Criticisms of Whitmer’s action come from a broad and growing coalition of business, labor, and government. Officials from a variety of political outlooks and on both sides of the U.S.–Canadian border have publicly supported the pipeline and the tunnel project.

In 2019, the governor of Ohio, Mike DeWine, sent a personal letter detailing the negative impacts of the planned pipeline closure on his state. Officials from Ohio and Canada have testified before Michigan Senate committees on the value of the pipeline to the region. Senior Canadian government representatives — including Federal Minister of Natural Resources Seamus O’Regan Jr. and Canadian Consul General in Detroit Joe Comartin — have echoed these concerns and explained that the pipeline is essential to Canadian energy security. Representatives from the United Steelworkers union and the building trades have made similar pleas to protect the pipeline and build the tunnel.

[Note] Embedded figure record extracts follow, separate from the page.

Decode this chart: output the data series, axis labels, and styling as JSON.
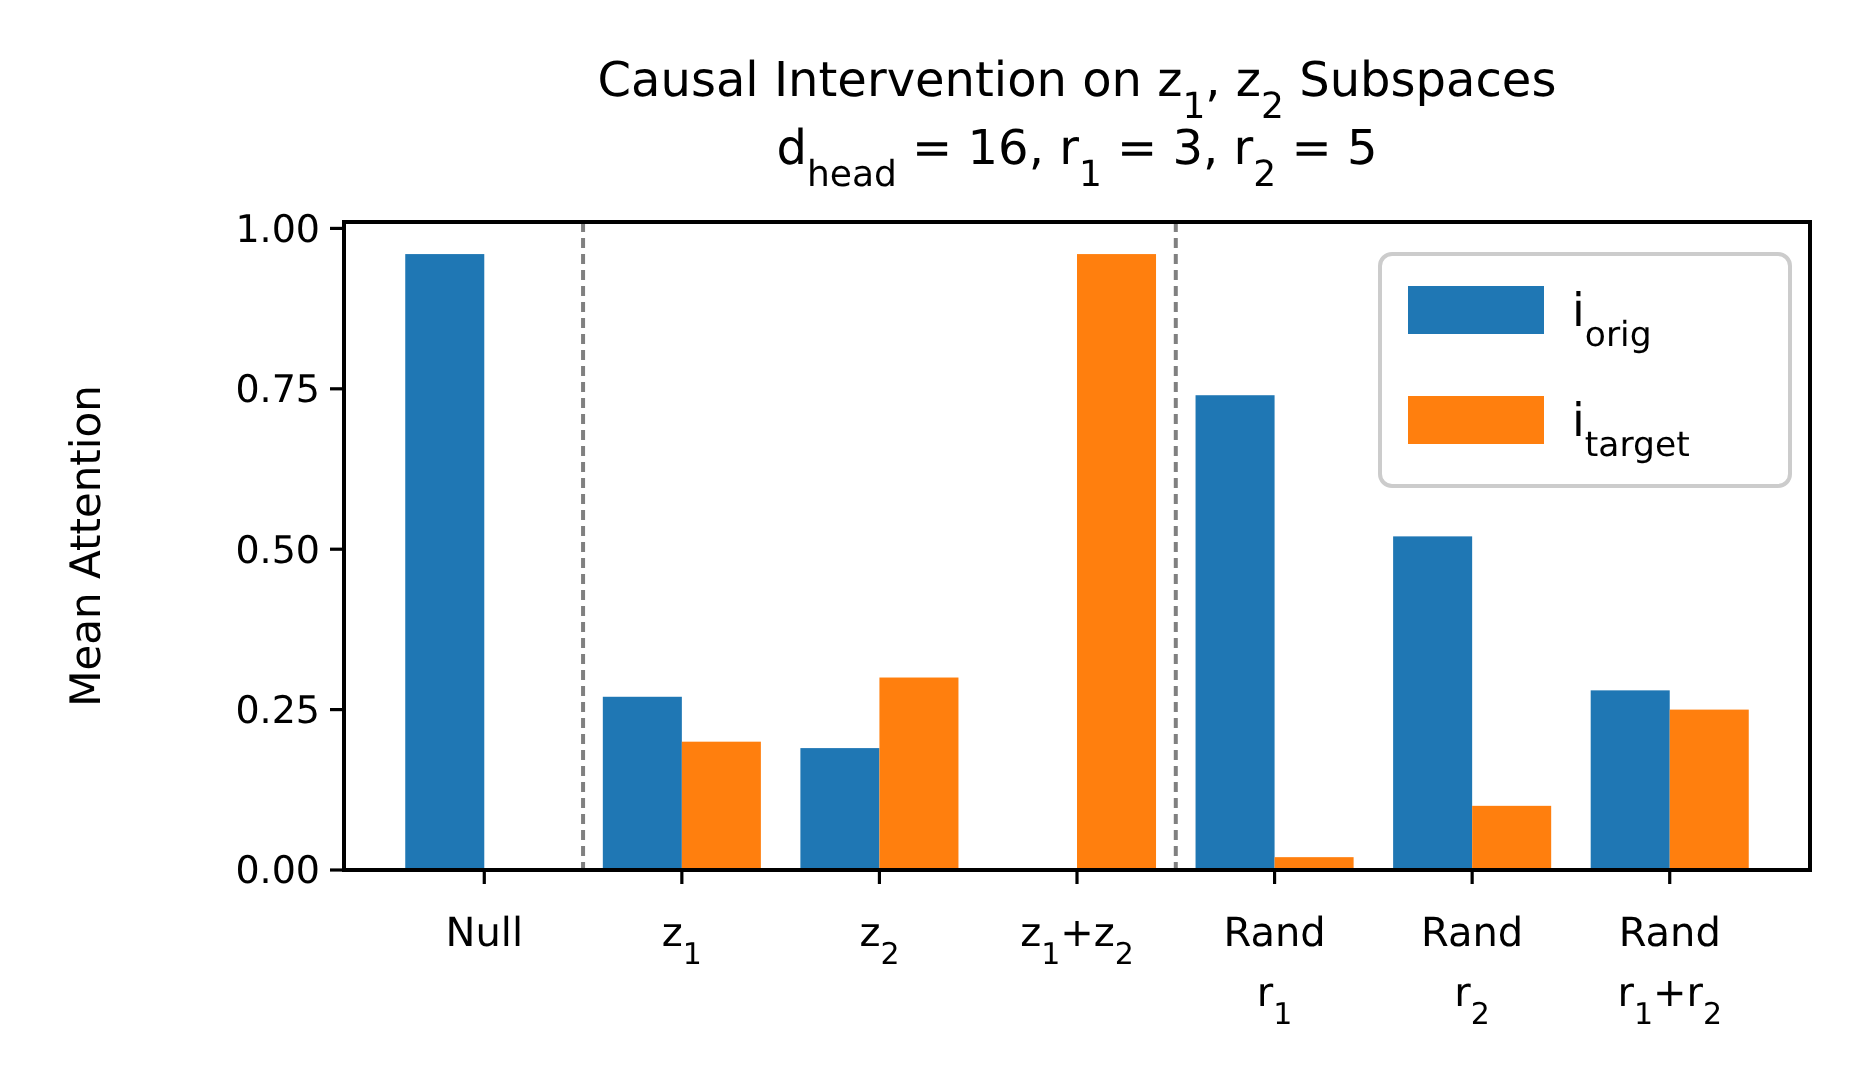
{
  "chart_data": {
    "type": "bar",
    "title": "Causal Intervention on z$_{1}$, z$_{2}$ Subspaces",
    "subtitle": "d$_{head}$ = 16, r$_{1}$ = 3, r$_{2}$ = 5",
    "ylabel": "Mean Attention",
    "categories": [
      "Null",
      "z$_{1}$",
      "z$_{2}$",
      "z$_{1}$+z$_{2}$",
      "Rand\nr$_{1}$",
      "Rand\nr$_{2}$",
      "Rand\nr$_{1}$+r$_{2}$"
    ],
    "series": [
      {
        "name": "i$_{orig}$",
        "color": "#1f77b4",
        "values": [
          0.96,
          0.27,
          0.19,
          0,
          0.74,
          0.52,
          0.28
        ]
      },
      {
        "name": "i$_{target}$",
        "color": "#ff7f0e",
        "values": [
          0,
          0.2,
          0.3,
          0.96,
          0.02,
          0.1,
          0.25
        ]
      }
    ],
    "ylim": [
      0,
      1.01
    ],
    "yticks": [
      {
        "value": 0,
        "label": "0.00"
      },
      {
        "value": 0.25,
        "label": "0.25"
      },
      {
        "value": 0.5,
        "label": "0.50"
      },
      {
        "value": 0.75,
        "label": "0.75"
      },
      {
        "value": 1,
        "label": "1.00"
      }
    ],
    "legend": "top right",
    "grid": false
  }
}
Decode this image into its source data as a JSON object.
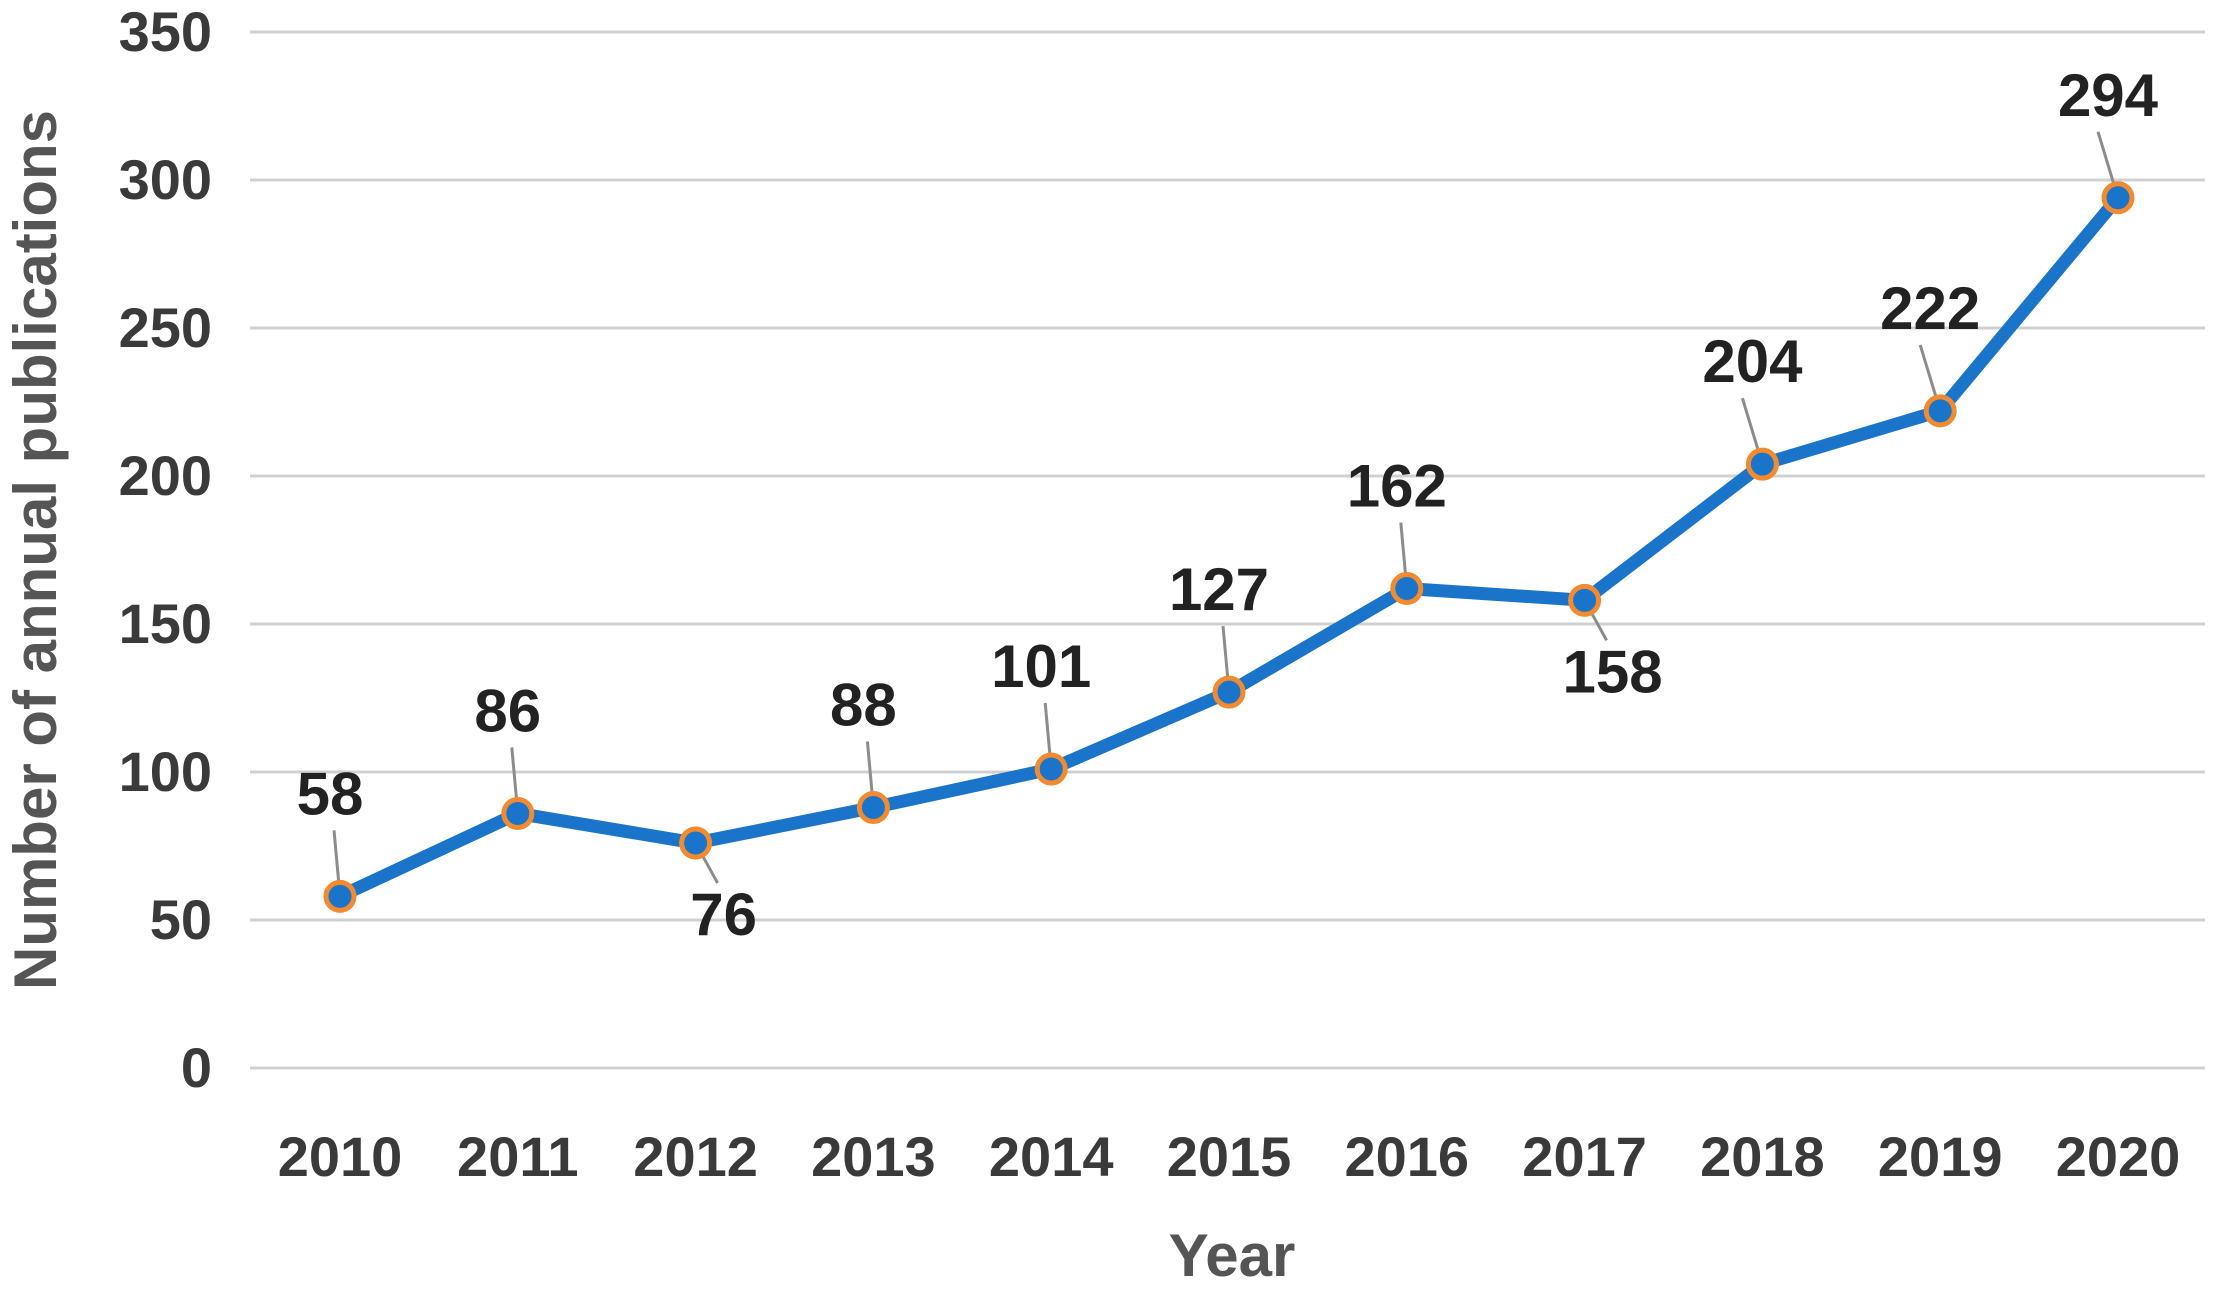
{
  "chart_data": {
    "type": "line",
    "title": "",
    "xlabel": "Year",
    "ylabel": "Number of annual publications",
    "categories": [
      "2010",
      "2011",
      "2012",
      "2013",
      "2014",
      "2015",
      "2016",
      "2017",
      "2018",
      "2019",
      "2020"
    ],
    "series": [
      {
        "values": [
          58,
          86,
          76,
          88,
          101,
          127,
          162,
          158,
          204,
          222,
          294
        ]
      }
    ],
    "ylim": [
      0,
      350
    ],
    "yticks": [
      0,
      50,
      100,
      150,
      200,
      250,
      300,
      350
    ],
    "grid": true,
    "legend": "none",
    "colors": {
      "line": "#1a74c9",
      "marker_edge": "#f28b30",
      "marker_fill": "#1a74c9"
    },
    "data_labels": [
      "58",
      "86",
      "76",
      "88",
      "101",
      "127",
      "162",
      "158",
      "204",
      "222",
      "294"
    ],
    "label_placement": [
      "above",
      "above",
      "below",
      "above",
      "above",
      "above",
      "above",
      "below",
      "above",
      "above",
      "above"
    ]
  }
}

In June last year, 23 of 51 Michigan House Democrats voted to approve a House resolution calling for “the timely issuing of permits for the construction of the Great Lakes Tunnel Project.” Another Democrat State House representative, Brian Elder, even took the unusual step of forming a House labor caucus, claiming that a “Sierra Club scorecard means more to some Democratic members than the position of the building trades.”

The historical record provides clear lessons. Blackouts in Texas and California, as well as the recent shutdown of the Colonial Pipeline, serve as recent and poignant reminders of the need for reliable energy. Senior government officials cannot escape the fact that taking deliberate actions to limit access to abundant, affordable, reliable energy has an immediate, direct, and profoundly negative impact on the lives and well-being of the public.

Energy providers and transporters should do everything that is economically and technologically feasible to minimize the environmental impacts of the energy systems we all rely on daily. At the same time, governors, both current and former, have a duty to ensure that citizens have ready access to that energy so they can live healthy, prosperous, productive lives.